Publisher: Vintage; Contemporary Edition
First Edition: September 26, 1995
Page Number: 460
I don’t even remember when I started reading this. It was probably in 2018. I bought this book because I wanted to see how a romance story would play out. I also read it because I had spoken about the movie adaptation, maybe a little too harshly almost 20 years ago. My biggest complaint was not using Japanese actors and actresses strictly for the Asian cast. Knowing what I now know, I was probably aiming too high. Despite my changed beliefs, the movie did not get as many good reviews as the book. The two things people usually like to read about is love and war. This book is no different, but the thing that made me want to read page after page was David Guterson’s writing style. He is rich in his description, emotions and feelings or lack thereof, and while there may be some repetition of descriptions and mannerisms, it’s there for a reason. There is one particular passage that sticks out to me. It is where Kabuo Miyamoto plays chess with his court appointed lawyer, Nels Gudmundsson, shortly after they meet. This is the hallmark of great writing. So what is this book about? It’s about a newspaper reporter, Ishmael Chambers, never leaving far from his hometown except to fight in the war. He struggles with himself as he did as a child and tries to live his lonely life as best he can when he returns home. He immerses himself in a trial that includes the wife of the accused, a woman from his past, that he can’t seem to get over.

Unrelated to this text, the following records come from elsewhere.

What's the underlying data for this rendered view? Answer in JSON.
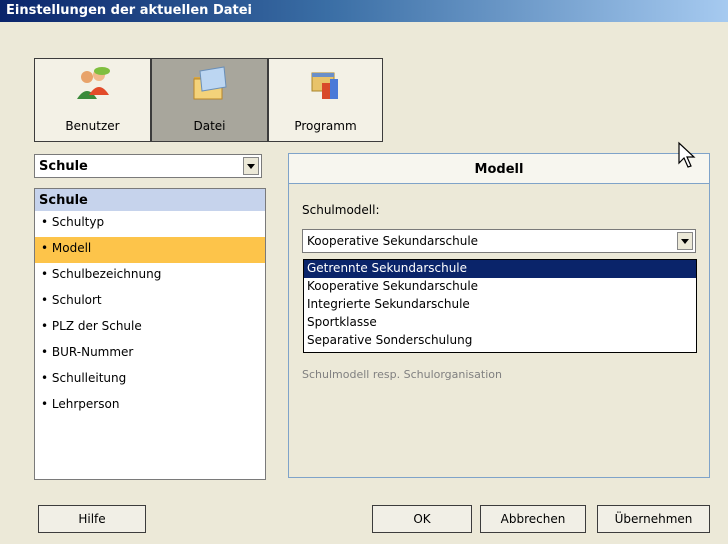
{
  "window": {
    "title": "Einstellungen der aktuellen Datei"
  },
  "toolbar": {
    "buttons": [
      {
        "label": "Benutzer",
        "icon": "users-icon",
        "active": false
      },
      {
        "label": "Datei",
        "icon": "folder-icon",
        "active": true
      },
      {
        "label": "Programm",
        "icon": "program-icon",
        "active": false
      }
    ]
  },
  "category_select": {
    "value": "Schule"
  },
  "left_list": {
    "header": "Schule",
    "items": [
      {
        "label": "• Schultyp",
        "selected": false
      },
      {
        "label": "• Modell",
        "selected": true
      },
      {
        "label": "• Schulbezeichnung",
        "selected": false
      },
      {
        "label": "• Schulort",
        "selected": false
      },
      {
        "label": "• PLZ der Schule",
        "selected": false
      },
      {
        "label": "• BUR-Nummer",
        "selected": false
      },
      {
        "label": "• Schulleitung",
        "selected": false
      },
      {
        "label": "• Lehrperson",
        "selected": false
      }
    ]
  },
  "panel": {
    "title": "Modell",
    "field_label": "Schulmodell:",
    "select_value": "Kooperative Sekundarschule",
    "options": [
      {
        "label": "Getrennte Sekundarschule",
        "highlighted": true
      },
      {
        "label": "Kooperative Sekundarschule",
        "highlighted": false
      },
      {
        "label": "Integrierte Sekundarschule",
        "highlighted": false
      },
      {
        "label": "Sportklasse",
        "highlighted": false
      },
      {
        "label": "Separative Sonderschulung",
        "highlighted": false
      }
    ],
    "hint": "Schulmodell resp. Schulorganisation"
  },
  "buttons": {
    "help": "Hilfe",
    "ok": "OK",
    "cancel": "Abbrechen",
    "apply": "Übernehmen"
  },
  "colors": {
    "selection": "#fdc44a",
    "list_header": "#c6d3ec",
    "option_highlight": "#0a246a",
    "panel_border": "#7fa3c9"
  }
}
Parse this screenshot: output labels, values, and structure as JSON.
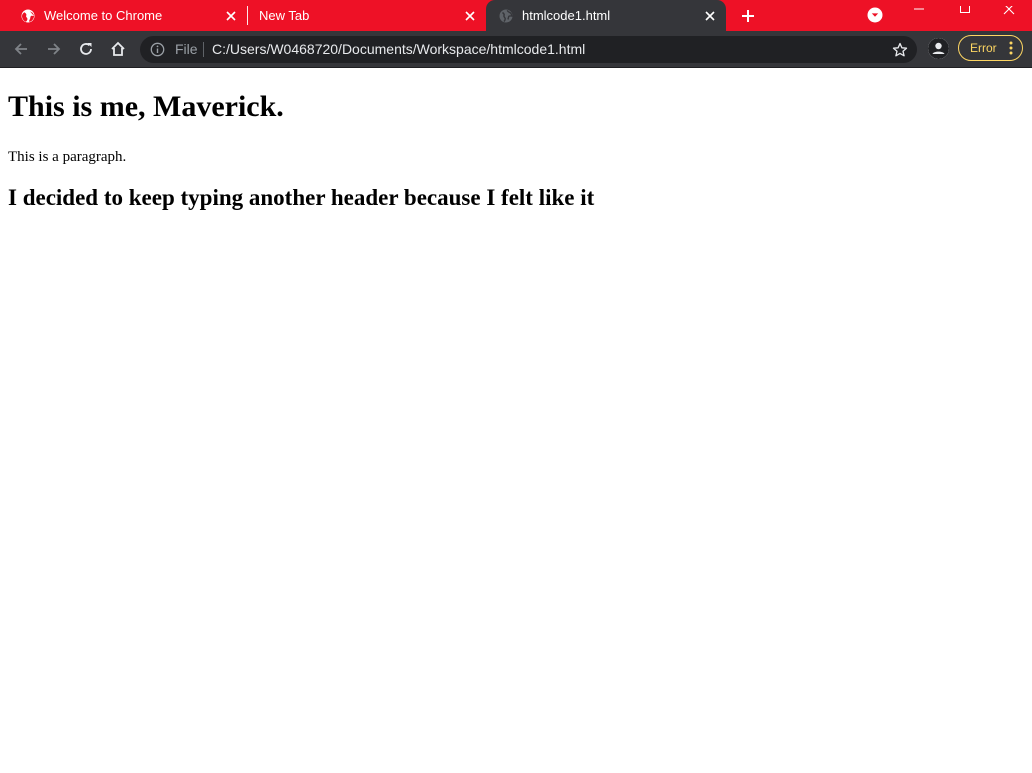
{
  "browser": {
    "tabs": [
      {
        "title": "Welcome to Chrome",
        "icon": "chrome-globe-icon",
        "active": false
      },
      {
        "title": "New Tab",
        "icon": "",
        "active": false
      },
      {
        "title": "htmlcode1.html",
        "icon": "globe-icon",
        "active": true
      }
    ],
    "omnibox": {
      "scheme_label": "File",
      "url": "C:/Users/W0468720/Documents/Workspace/htmlcode1.html"
    },
    "error_label": "Error",
    "colors": {
      "tabstrip": "#ee1126",
      "toolbar": "#35363a",
      "omnibox": "#202124",
      "error_accent": "#fdd663"
    }
  },
  "content": {
    "heading1": "This is me, Maverick.",
    "paragraph": "This is a paragraph.",
    "heading2": "I decided to keep typing another header because I felt like it"
  }
}
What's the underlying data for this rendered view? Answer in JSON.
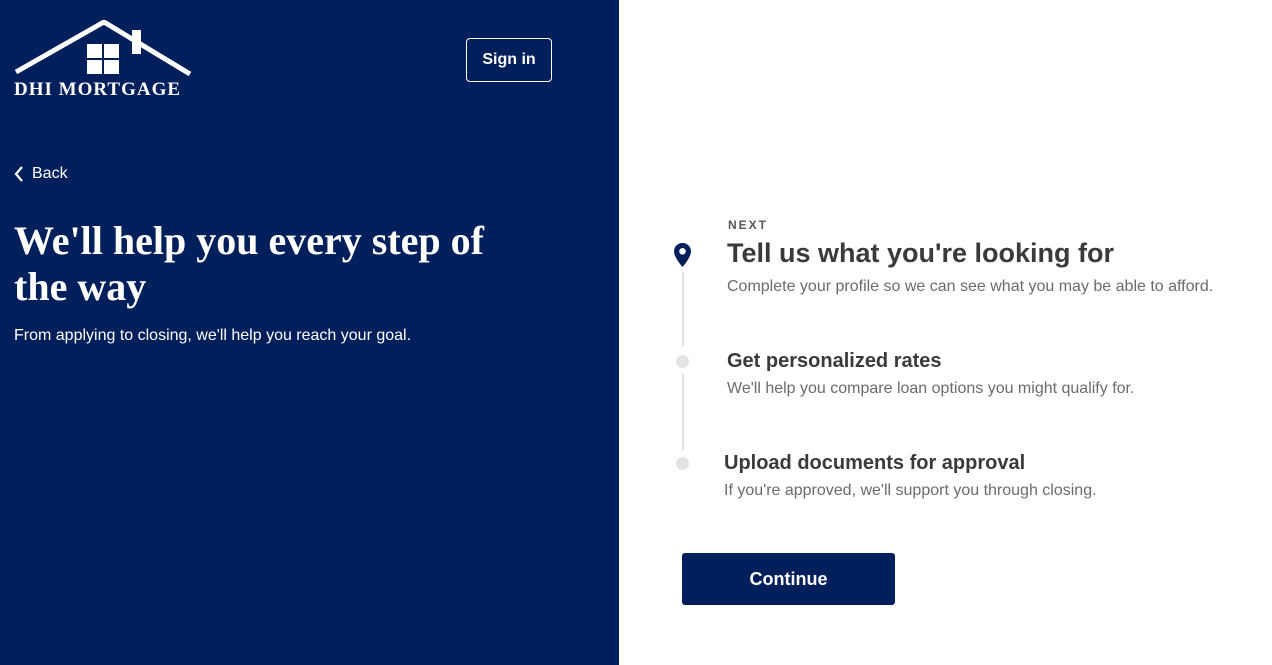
{
  "brand": {
    "logo_text": "DHI MORTGAGE",
    "primary_color": "#001f5b"
  },
  "header": {
    "signin_label": "Sign in"
  },
  "nav": {
    "back_label": "Back"
  },
  "hero": {
    "headline": "We'll help you every step of the way",
    "subline": "From applying to closing, we'll help you reach your goal."
  },
  "steps": {
    "current_marker": "NEXT",
    "items": [
      {
        "title": "Tell us what you're looking for",
        "description": "Complete your profile so we can see what you may be able to afford.",
        "icon": "location-pin-icon"
      },
      {
        "title": "Get personalized rates",
        "description": "We'll help you compare loan options you might qualify for.",
        "icon": "step-dot-icon"
      },
      {
        "title": "Upload documents for approval",
        "description": "If you're approved, we'll support you through closing.",
        "icon": "step-dot-icon"
      }
    ]
  },
  "actions": {
    "continue_label": "Continue"
  }
}
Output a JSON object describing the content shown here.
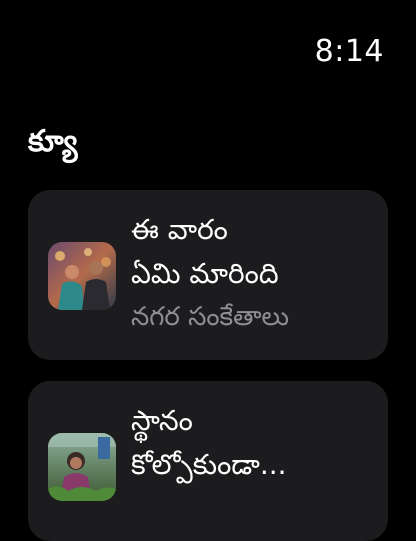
{
  "status_bar": {
    "time": "8:14"
  },
  "section": {
    "title": "క్యూ"
  },
  "queue": [
    {
      "title_line1": "ఈ వారం",
      "title_line2": "ఏమి మారింది",
      "subtitle": "నగర సంకేతాలు",
      "thumbnail_icon": "podcast-artwork-two-people"
    },
    {
      "title_line1": "స్థానం",
      "title_line2": "కోల్పోకుండా...",
      "subtitle": "",
      "thumbnail_icon": "podcast-artwork-woman-greenhouse"
    }
  ],
  "colors": {
    "background": "#000000",
    "card": "#1c1c1e",
    "secondary_text": "#8e8e93"
  }
}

As the trial continues through snowstorms and power outages, it comes to an end where half the town seemed eager to convict Kabuo and the other knew he was innocent. It didn’t matter because the jury is the decider. Some readers might get confused on the characters in the first chapter because I think I started it when I was really tired and couldn’t keep them straight. Despite me taking as long as I did to finish it, it reads fairly quickly. One more book done, fifty plus to go.